Ted Nolan, a former NHL player and Coach of the Year with the Sabres in 1997, was in La Ronge in February for a role model fair at Senator Myles Venne school and the grand opening of the Jonas Roberts Memorial Community Centre arena.

His core message was one of belief and confidence. He came from a poor family of 12 kids on the 400-person Garden River First Nation in Ontario. He was never a gifted player as a youth. He didn't play AAA or even AA. But somebody saw his determination, and asked the 16-year-old to come play in Kenora. His first couple of weeks were full of fights and doubts and fears. One of his brothers came to a game and afterwards offered to take Nolan home. He desperately wanted to, but for a crucial few minutes, he resisted. It was a turning point.
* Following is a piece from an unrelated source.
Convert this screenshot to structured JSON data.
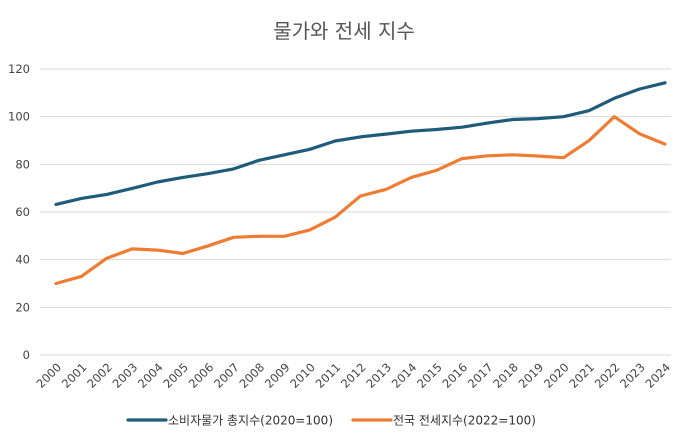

"If I would have quit then, the next tough situation in my life, I would probably quit again," he recalled.

He played pro hockey for eight years with the likes of Steve Yzerman and Mario Lemieux, and then at age 25, retired to attend university, but the major junior Soo Greyhounds soon invited him to coach. They finished last that season. The next year, they finished last again.
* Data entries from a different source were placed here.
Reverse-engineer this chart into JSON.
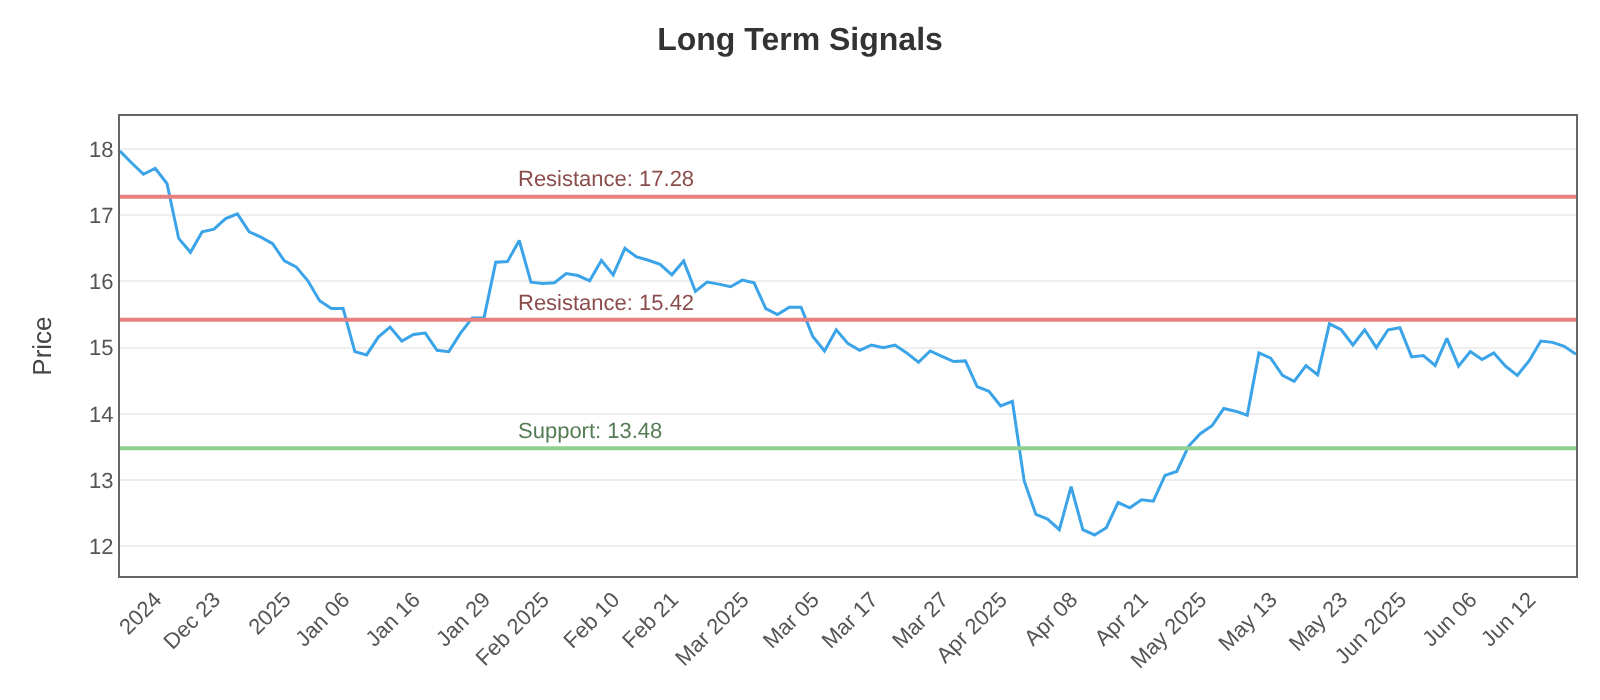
{
  "chart_data": {
    "type": "line",
    "title": "Long Term Signals",
    "ylabel": "Price",
    "categories": [
      null,
      null,
      null,
      "2024",
      null,
      null,
      null,
      null,
      "Dec 23",
      null,
      null,
      null,
      null,
      null,
      "2025",
      null,
      null,
      null,
      null,
      "Jan 06",
      null,
      null,
      null,
      null,
      null,
      "Jan 16",
      null,
      null,
      null,
      null,
      null,
      "Jan 29",
      null,
      null,
      null,
      null,
      "Feb 2025",
      null,
      null,
      null,
      null,
      null,
      "Feb 10",
      null,
      null,
      null,
      null,
      "Feb 21",
      null,
      null,
      null,
      null,
      null,
      "Mar 2025",
      null,
      null,
      null,
      null,
      null,
      "Mar 05",
      null,
      null,
      null,
      null,
      "Mar 17",
      null,
      null,
      null,
      null,
      null,
      "Mar 27",
      null,
      null,
      null,
      null,
      "Apr 2025",
      null,
      null,
      null,
      null,
      null,
      "Apr 08",
      null,
      null,
      null,
      null,
      null,
      "Apr 21",
      null,
      null,
      null,
      null,
      "May 2025",
      null,
      null,
      null,
      null,
      null,
      "May 13",
      null,
      null,
      null,
      null,
      null,
      "May 23",
      null,
      null,
      null,
      null,
      "Jun 2025",
      null,
      null,
      null,
      null,
      null,
      "Jun 06",
      null,
      null,
      null,
      null,
      "Jun 12",
      null,
      null,
      null,
      null
    ],
    "series": [
      {
        "color": "#3ba3e8",
        "values": [
          17.97,
          17.79,
          17.62,
          17.71,
          17.48,
          16.65,
          16.44,
          16.75,
          16.79,
          16.95,
          17.02,
          16.75,
          16.67,
          16.57,
          16.31,
          16.22,
          16.01,
          15.71,
          15.59,
          15.59,
          14.94,
          14.89,
          15.16,
          15.31,
          15.1,
          15.2,
          15.22,
          14.96,
          14.94,
          15.22,
          15.45,
          15.45,
          16.29,
          16.3,
          16.62,
          15.99,
          15.97,
          15.98,
          16.12,
          16.09,
          16.01,
          16.32,
          16.1,
          16.5,
          16.37,
          16.32,
          16.26,
          16.1,
          16.31,
          15.85,
          15.99,
          15.96,
          15.92,
          16.02,
          15.98,
          15.59,
          15.5,
          15.61,
          15.61,
          15.17,
          14.95,
          15.27,
          15.06,
          14.96,
          15.04,
          15.0,
          15.04,
          14.92,
          14.78,
          14.95,
          14.87,
          14.79,
          14.8,
          14.41,
          14.34,
          14.12,
          14.19,
          12.99,
          12.48,
          12.41,
          12.25,
          12.9,
          12.25,
          12.17,
          12.28,
          12.66,
          12.58,
          12.7,
          12.68,
          13.07,
          13.13,
          13.51,
          13.7,
          13.82,
          14.08,
          14.04,
          13.98,
          14.92,
          14.84,
          14.58,
          14.49,
          14.73,
          14.59,
          15.36,
          15.27,
          15.04,
          15.27,
          15.0,
          15.27,
          15.3,
          14.86,
          14.88,
          14.73,
          15.14,
          14.72,
          14.94,
          14.82,
          14.92,
          14.72,
          14.58,
          14.8,
          15.1,
          15.08,
          15.02,
          14.9
        ]
      }
    ],
    "ref_lines": [
      {
        "axis": "y",
        "value": 17.28,
        "label": "Resistance: 17.28",
        "color": "#e88080"
      },
      {
        "axis": "y",
        "value": 15.42,
        "label": "Resistance: 15.42",
        "color": "#e88080"
      },
      {
        "axis": "y",
        "value": 13.48,
        "label": "Support: 13.48",
        "color": "#8fcf8f"
      }
    ],
    "ylim": [
      11.55,
      18.5
    ],
    "yticks": [
      12,
      13,
      14,
      15,
      16,
      17,
      18
    ],
    "grid": "y",
    "marker": "none",
    "line_style": "solid"
  }
}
But Nolan persevered, studying other coaches, and he came across some wisdom from Ray Shero, son of Philadelphia coach Fred Shero.

"You have to learn to win with what you've got, or you don't win at all."

The Greyhounds went on to win three OHL titles and a national championship.

Today, Nolan is a motivational speaker and a television host. Long ago, he left behind any self-pity over the obstacles he had to face. He remembers his son asking what kind of player he had been in the NHL. Well, he replied, he didn't have a great shot, he wasn't fast, and he wasn't a big physical player, either.

His son looked at him and asked, how did you ever make it?

Replied Nolan, "I made it because I believed I could."